Energia renovável alimenta conflito esquecido na última colônia da África

Marrocos depende cada vez mais da energia solar e eólica produzida no Saara Ocidental, região disputada por indígenas saharauis

Por The Conversation | ODS 16ODS 7 • Publicada em 15 de dezembro de 2021 - 10:57 • Atualizada em 5 de maio de 2022 - 10:41

Torres de energia eólica no Sahara Ocidental: Marrocos produz energia renovável em áreas ocupadas e alvo de disputa internacional (Foto: Patrice Thebaud / AFP)

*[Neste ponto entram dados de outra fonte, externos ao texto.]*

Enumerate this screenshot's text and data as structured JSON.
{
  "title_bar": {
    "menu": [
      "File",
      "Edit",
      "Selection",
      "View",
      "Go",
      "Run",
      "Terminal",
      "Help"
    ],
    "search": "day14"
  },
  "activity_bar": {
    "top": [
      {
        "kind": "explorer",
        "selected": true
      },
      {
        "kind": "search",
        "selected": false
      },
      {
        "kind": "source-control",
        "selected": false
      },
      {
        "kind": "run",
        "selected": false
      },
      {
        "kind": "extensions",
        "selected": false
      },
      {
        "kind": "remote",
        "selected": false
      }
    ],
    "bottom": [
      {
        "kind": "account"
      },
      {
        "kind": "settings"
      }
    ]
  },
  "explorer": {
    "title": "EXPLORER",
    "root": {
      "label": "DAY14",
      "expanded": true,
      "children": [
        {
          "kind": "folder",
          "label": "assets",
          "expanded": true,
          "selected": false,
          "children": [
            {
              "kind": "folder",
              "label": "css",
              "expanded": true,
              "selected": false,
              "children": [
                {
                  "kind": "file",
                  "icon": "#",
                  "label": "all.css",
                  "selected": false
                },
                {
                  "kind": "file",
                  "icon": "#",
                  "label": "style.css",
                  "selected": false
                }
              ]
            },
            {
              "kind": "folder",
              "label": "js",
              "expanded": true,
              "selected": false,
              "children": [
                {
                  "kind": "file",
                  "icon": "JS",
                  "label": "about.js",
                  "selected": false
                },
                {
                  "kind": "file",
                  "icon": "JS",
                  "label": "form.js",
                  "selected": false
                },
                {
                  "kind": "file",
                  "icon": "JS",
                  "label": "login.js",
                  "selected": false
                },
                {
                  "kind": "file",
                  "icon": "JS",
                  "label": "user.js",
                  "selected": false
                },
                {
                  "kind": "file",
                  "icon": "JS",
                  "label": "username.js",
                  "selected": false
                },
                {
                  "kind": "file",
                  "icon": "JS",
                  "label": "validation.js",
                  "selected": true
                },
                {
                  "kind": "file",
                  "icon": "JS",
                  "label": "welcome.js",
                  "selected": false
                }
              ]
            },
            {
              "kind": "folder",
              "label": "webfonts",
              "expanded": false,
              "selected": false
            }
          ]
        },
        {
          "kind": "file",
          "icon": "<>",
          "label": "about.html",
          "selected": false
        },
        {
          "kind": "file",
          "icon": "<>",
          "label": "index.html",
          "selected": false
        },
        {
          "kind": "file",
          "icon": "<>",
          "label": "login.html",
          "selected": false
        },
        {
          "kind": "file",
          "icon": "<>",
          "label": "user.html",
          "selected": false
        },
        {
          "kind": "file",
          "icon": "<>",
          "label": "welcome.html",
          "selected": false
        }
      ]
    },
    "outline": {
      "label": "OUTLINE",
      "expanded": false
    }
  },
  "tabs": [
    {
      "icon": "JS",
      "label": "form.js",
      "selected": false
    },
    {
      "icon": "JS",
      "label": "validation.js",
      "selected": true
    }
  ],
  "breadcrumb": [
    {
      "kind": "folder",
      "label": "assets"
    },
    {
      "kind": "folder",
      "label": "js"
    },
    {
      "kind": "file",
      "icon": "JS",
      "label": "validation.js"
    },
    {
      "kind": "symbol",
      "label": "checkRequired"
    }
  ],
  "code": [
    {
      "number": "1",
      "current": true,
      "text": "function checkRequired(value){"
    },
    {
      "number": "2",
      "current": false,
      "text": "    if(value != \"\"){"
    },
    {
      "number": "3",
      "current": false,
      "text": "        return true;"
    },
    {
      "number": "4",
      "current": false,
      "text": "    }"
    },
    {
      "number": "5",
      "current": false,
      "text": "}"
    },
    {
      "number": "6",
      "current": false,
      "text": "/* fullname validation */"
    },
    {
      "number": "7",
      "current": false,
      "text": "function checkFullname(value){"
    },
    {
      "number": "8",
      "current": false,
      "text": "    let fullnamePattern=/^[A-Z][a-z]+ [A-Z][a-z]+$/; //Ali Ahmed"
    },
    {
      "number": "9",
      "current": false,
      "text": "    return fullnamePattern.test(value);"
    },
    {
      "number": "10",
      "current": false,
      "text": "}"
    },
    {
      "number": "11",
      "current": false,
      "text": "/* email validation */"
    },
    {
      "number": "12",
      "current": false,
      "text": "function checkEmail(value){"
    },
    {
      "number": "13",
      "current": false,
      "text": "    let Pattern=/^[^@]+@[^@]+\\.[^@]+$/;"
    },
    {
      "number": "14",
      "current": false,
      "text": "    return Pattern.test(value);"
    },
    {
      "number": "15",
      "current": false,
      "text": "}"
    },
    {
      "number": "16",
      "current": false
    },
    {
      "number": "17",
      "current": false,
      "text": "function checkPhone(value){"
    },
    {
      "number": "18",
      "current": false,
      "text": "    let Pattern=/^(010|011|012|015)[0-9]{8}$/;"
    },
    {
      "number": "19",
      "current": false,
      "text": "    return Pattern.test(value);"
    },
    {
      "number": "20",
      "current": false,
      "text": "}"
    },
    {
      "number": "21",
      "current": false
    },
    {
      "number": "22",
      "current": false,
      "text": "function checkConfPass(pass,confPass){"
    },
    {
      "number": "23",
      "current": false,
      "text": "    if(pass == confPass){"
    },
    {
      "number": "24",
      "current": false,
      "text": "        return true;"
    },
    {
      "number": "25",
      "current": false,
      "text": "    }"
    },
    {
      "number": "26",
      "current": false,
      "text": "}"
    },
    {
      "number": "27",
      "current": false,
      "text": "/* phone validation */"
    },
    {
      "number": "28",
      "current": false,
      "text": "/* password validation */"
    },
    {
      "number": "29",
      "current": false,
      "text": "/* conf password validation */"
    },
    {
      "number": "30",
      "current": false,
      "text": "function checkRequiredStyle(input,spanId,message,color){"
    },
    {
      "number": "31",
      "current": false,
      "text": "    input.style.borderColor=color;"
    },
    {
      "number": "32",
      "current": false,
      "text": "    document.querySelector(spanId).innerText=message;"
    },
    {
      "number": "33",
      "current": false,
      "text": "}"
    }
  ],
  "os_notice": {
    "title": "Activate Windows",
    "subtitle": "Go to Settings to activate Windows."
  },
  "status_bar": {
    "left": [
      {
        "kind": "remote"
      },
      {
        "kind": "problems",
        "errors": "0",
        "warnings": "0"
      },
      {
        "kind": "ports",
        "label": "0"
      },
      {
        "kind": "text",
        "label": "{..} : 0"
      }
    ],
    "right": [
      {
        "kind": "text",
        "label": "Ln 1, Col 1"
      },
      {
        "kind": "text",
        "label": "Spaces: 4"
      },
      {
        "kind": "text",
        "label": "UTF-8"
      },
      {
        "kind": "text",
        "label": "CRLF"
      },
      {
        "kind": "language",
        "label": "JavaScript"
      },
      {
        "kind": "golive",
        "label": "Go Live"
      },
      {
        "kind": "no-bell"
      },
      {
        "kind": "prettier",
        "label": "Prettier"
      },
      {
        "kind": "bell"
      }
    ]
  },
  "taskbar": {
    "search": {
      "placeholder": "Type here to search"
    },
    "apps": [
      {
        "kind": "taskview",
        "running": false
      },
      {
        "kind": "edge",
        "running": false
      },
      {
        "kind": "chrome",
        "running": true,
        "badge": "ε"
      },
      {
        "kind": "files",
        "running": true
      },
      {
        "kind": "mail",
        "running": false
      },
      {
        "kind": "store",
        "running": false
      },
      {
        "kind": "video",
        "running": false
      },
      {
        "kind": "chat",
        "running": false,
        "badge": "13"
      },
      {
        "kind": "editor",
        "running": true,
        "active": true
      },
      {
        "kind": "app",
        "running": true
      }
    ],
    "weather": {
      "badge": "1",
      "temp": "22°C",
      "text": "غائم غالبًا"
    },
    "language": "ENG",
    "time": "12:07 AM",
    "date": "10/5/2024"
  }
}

(Joanna Allen*) – Marrocos se posicionou como líder global na luta contra as mudanças climáticas, com um dos planos de ação nacionais mais bem avaliados . Mas, embora o país do norte da África pretenda gerar metade de sua eletricidade a partir de fontes renováveis ​​até 2030, seus planos mostram que grande parte dessa energia virá de fazendas eólicas e solares em terras ocupadas no vizinho Saara Ocidental. De fato, em minha pesquisa, observei como o Marrocos explorou os desenvolvimentos de energia renovável para consolidar a ocupação.

O Saara Ocidental, um território desértico esparsamente povoado às margens do Oceano Atlântico, é a última colônia da África . Em 1975, seu colonizador, a Espanha, vendeu-o ao Marrocos e à Mauritânia em troca do acesso contínuo aos ricos recursos pesqueiros do Saara Ocidental e de uma parte dos lucros de uma lucrativa mina de fosfatos.

De acordo com o Marrocos, o Saara Ocidental fazia parte do sultanato marroquino antes da colonização espanhola na década de 1880. No entanto, naquele ano, o Tribunal Internacional de Justiça discordou e apelou a um referendo de autodeterminação sobre a independência dos indígenas saharauis. No entanto, Marrocos invadiu e usou napalm contra os refugiados saharauis em fuga.

Dezenas de milhares de saharauis fugiram para a vizinha Argélia, onde a frente de libertação saharaui, a Polisario, estabeleceu um estado no exílio, a República Árabe Saharaui Democrática (RASD). Outros saharauis permaneceram sob ocupação marroquina.

Hoje, uma parede de areia, ou berma, percorre toda a extensão do país e tudo a leste da berma permanece sob o controle da Polisario. Numerosas minas terrestres impedem um retorno em grande escala de refugiados, embora alguns nômades saharauis vivam lá.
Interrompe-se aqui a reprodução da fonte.